When Rep. Alexandria Ocasio-Cortez (D-NY) called the detention centers “concentration camps on our southern border,” she was met with pushback from Republicans as well as the U.S. Holocaust Memorial Museum, which claimed the analogy diminished the memory of those lost during the Holocaust. But a growing number of Holocaust and genocide experts have signed an open letter supporting the congresswoman, urging the museum to retract their statement.
Asked whether she found the comparison offensive, Bloch said: “No, I identify.”
Bloch said the conditions reported at the border camps sound painfully similar to her own. “It’s the same conditions I lived through—we never had soap, but we had water, cold water, and not necessarily a shower. No toilet paper. It was inhuman.”
“[In concentration camps] people have no control over their lives,” she continued. “You have to go to sleep when the light goes out, you have to eat when they want you to eat. You can’t express your own thoughts, because you might get penalized for that.”

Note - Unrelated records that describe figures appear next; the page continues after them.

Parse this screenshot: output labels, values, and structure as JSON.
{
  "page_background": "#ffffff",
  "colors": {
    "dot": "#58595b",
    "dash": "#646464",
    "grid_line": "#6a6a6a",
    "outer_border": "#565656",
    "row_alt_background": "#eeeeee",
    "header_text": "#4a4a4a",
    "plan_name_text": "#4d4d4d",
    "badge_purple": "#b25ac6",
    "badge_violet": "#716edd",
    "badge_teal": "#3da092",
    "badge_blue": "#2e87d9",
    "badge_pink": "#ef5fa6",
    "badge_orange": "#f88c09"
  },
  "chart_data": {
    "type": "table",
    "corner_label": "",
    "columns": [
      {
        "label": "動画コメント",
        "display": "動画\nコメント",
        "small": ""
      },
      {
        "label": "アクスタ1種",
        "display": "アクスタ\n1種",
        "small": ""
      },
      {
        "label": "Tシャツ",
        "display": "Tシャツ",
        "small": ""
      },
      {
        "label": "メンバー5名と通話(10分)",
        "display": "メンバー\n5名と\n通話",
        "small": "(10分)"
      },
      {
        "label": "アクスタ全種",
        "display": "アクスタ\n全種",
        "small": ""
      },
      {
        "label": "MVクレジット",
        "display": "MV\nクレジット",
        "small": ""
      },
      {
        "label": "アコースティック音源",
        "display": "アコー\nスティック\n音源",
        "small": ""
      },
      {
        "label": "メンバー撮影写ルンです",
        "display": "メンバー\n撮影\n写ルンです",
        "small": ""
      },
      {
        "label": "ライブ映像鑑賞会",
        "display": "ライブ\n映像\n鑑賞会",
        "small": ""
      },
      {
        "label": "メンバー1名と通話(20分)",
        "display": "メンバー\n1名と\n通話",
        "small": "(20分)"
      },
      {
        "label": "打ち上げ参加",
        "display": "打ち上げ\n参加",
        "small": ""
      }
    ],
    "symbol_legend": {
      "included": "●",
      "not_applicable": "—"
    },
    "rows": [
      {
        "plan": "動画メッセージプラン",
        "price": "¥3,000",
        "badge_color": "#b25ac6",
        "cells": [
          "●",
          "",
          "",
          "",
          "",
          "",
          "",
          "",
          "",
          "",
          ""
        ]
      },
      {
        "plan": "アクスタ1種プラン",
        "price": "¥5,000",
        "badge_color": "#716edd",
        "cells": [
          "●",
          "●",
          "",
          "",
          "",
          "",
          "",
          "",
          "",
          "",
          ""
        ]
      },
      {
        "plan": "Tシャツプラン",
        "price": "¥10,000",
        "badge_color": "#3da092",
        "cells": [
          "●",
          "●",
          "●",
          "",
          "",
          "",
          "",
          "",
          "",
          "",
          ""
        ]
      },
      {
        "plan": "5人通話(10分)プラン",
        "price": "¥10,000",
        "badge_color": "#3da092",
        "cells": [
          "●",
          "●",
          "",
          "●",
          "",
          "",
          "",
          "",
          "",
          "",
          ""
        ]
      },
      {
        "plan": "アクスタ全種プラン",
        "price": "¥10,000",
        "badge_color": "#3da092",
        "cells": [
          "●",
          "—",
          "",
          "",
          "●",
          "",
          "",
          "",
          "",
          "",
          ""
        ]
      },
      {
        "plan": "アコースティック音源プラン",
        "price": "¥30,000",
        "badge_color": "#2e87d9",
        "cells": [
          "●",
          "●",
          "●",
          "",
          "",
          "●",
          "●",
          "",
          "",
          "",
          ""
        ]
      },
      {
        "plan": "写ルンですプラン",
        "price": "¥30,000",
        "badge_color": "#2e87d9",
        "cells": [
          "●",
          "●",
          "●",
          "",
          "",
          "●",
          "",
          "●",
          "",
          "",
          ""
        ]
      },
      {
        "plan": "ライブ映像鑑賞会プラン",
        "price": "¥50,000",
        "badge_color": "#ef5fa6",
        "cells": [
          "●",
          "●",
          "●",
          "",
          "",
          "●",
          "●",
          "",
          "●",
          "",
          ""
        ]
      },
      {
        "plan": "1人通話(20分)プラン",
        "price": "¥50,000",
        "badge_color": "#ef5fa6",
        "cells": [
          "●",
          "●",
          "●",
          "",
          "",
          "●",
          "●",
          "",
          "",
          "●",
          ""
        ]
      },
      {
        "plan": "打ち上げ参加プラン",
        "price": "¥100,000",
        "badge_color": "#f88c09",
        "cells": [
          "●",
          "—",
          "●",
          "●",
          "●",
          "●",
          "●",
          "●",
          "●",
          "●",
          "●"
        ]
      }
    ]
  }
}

Bloch said migrants today and Jews during World War II faced the same stark choice: Leave and face great danger, or stay and die.
“The people coming here now come out of desperation because they cannot live where they were born. It’s either to live or not to live,” she said. “[Back then], many parents sent their children before they sent themselves, into a different country if it was possible. Everybody tried. I think anyone like me who has gone through the Holocaust should know that these people have the exact same history.”
While she was sent to the concentration camps and denied opportunities because of her Jewish identity, the migrants today are also denied asylum because of their background, Bloch said.
“It’s mainly because of their color and where they’re coming from. But as a rule, humans are not very nice. People like to always look down on somebody else,” she said. “Instead of when you look down to pull that person up, they shove them down more. They don’t want to identify as human beings with those people and that’s a bad attitude. But it’s a human thing.”
And for the children held in the camps, Bloch said the United States is shutting the door on a generation who will eventually lose hope in the American dream.
“What you hear of the people in these camps, the kids have to take care of themselves, under the guards who watch them. There is no love,” she lamented. “What will become of them, I don’t know. If they’re lucky, they can spend a normal life, but I doubt it. It depends on how long they are in this situation. It will change their lives.”
After the Holocaust, Bloch met her husband, and they moved to Amsterdam, but quickly realized there was nothing left for them there.
“My family didn’t come back, and we felt whomever we knew, all of these people were not there anymore. There was nothing that held you. There was no family, there was nothing. So we said, let’s start anew and let’s go to America,” she recounted.
They arrived in the U.S. in 1948 and started an antique-dealing business. While thinking of how she was received at the time, she grew emotional.
“I was happy to come to America, and I was welcomed to America and I gave back to America by being productive, and I think these people should have the same right, who don’t have the chance to ever get it,” she said. “They come with nothing—from nothing, to nothing.”